Structural reforms for more inclusive growth in Greece


by Christian Daude, Senior Economist, Office of the Chief Economist, OECD Economics Department (former head of the Greek Desk)

The Greek economy is turning around lately, but it remains in a deep depression. GDP has fallen by more than a quarter between 2007 and 2015, unemployment remains extremely high at 25 percent and anchored poverty – which measures poverty relative to its pre-crisis income level – has nearly tripled between 2007 and 2014, reaching a third of the population. According to our latest OECD Economic Outlook, growth in 2016 will be slightly negative (-0.2%) and pick up to 1.9% in 2017. Unemployment will remain high and wage growth muted.

If the upcoming negotiations with its European creditors reduce Greece’s debt burden, greater confidence and less fiscal headwinds would support investment and a stronger cyclical recovery.  However, policy makers in Greece cannot rely only on a cyclical rebound if they want to overcome the profound costs of the crisis and provide better lives for their citizens.  OECD estimates show that the prolonged depression has reduced the long-term potential growth of the Greek economy by 2 percentage points. This means that without reforms to raise investment and productivity it would be extremely difficult to achieve pre-crisis living standards in a reasonable timeframe. More importantly, unemployment would remain at very high levels, as long unemployment spells have led to significant scarring effects in the labour market (OECD, 2016).

In a recent paper, we show that Greece has implemented significant labour market reforms, but less progress has been achieved on reducing oligopoly power, on simplifying the regulatory burden and on addressing weaknesses in the public administration, due to administrative capacity constraints, weak ownership of past reform programmes and vested interests. Our estimates show that changing the mix of structural reforms towards raising competition in product markets and improving general framework conditions for doing business, could boost GDP by around 13% over the next decade if implemented fully.
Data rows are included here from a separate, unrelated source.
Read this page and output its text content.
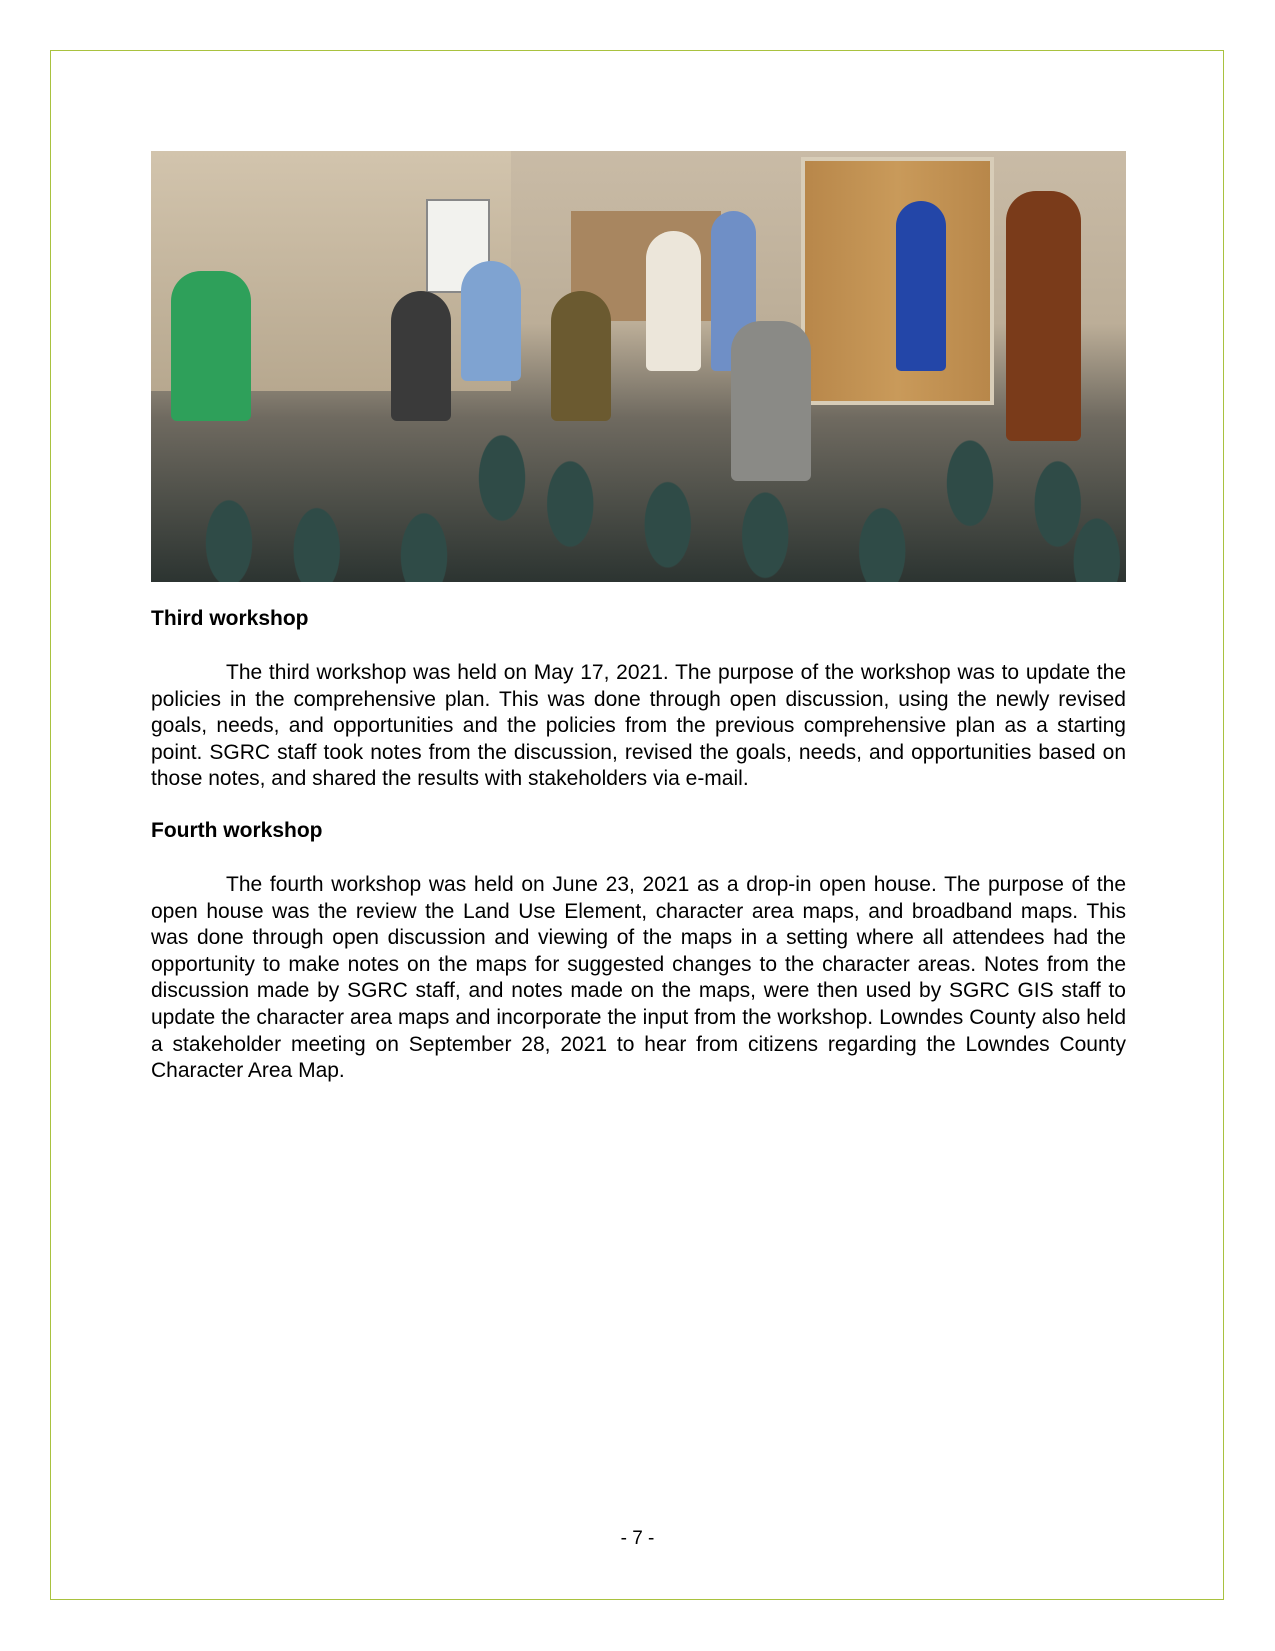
Third workshop

The third workshop was held on May 17, 2021. The purpose of the workshop was to update the policies in the comprehensive plan. This was done through open discussion, using the newly revised goals, needs, and opportunities and the policies from the previous comprehensive plan as a starting point. SGRC staff took notes from the discussion, revised the goals, needs, and opportunities based on those notes, and shared the results with stakeholders via e-mail.

Fourth workshop

The fourth workshop was held on June 23, 2021 as a drop-in open house. The purpose of the open house was the review the Land Use Element, character area maps, and broadband maps. This was done through open discussion and viewing of the maps in a setting where all attendees had the opportunity to make notes on the maps for suggested changes to the character areas. Notes from the discussion made by SGRC staff, and notes made on the maps, were then used by SGRC GIS staff to update the character area maps and incorporate the input from the workshop. Lowndes County also held a stakeholder meeting on September 28, 2021 to hear from citizens regarding the Lowndes County Character Area Map.

- 7 -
Figure: Product market regulation index

Index scale 0 – 6 (least to most restrictive)

Greece struc refm

Note: The MoU scenario represents the estimated level of the PMR index under full implementation of product market reforms included in the Memorandum of Understanding of the August 2015 ESM agreement. See Daude (2016) for details.
Source: OECD (2015) Product Market Regulation database and OECD calculations.

Further product market reforms are crucial to increasing productivity and getting investment started again. Although reforms so far have moved Greece close the OECD average in restrictiveness of product markets, there is still significant room for improvement, even if the current memorandum of understanding (MoU) is fully implemented. Regulations in network sectors remain restrictive. In particular, in rail and road transport, as well as electricity and gas, a combination of public ownership, barriers to entry and a significant vertical integration create relatively high costs that undermine the competitiveness of the rest of the economy.

At the same time, reforms that improve the business climate, the functioning of the judiciary, tax administration and the overall effectiveness of the public administration are needed. The OECD is currently working together with the Greek government on several of the reforms needed. The challenges are significant, but a more balanced reform package and better implementation could not only contribute to a more inclusive recovery but also create stronger public support for reforms and greater ownership to modernise the Greek economy.


Daude, C. (2016), “Structural reforms to boost inclusive growth in Greece,” OECD Economics Department Working Papers, No. 1303, OECD Publishing, Paris.

OECD (2016), Economic Surveys: Greece 2016, OECD Publishing, Paris.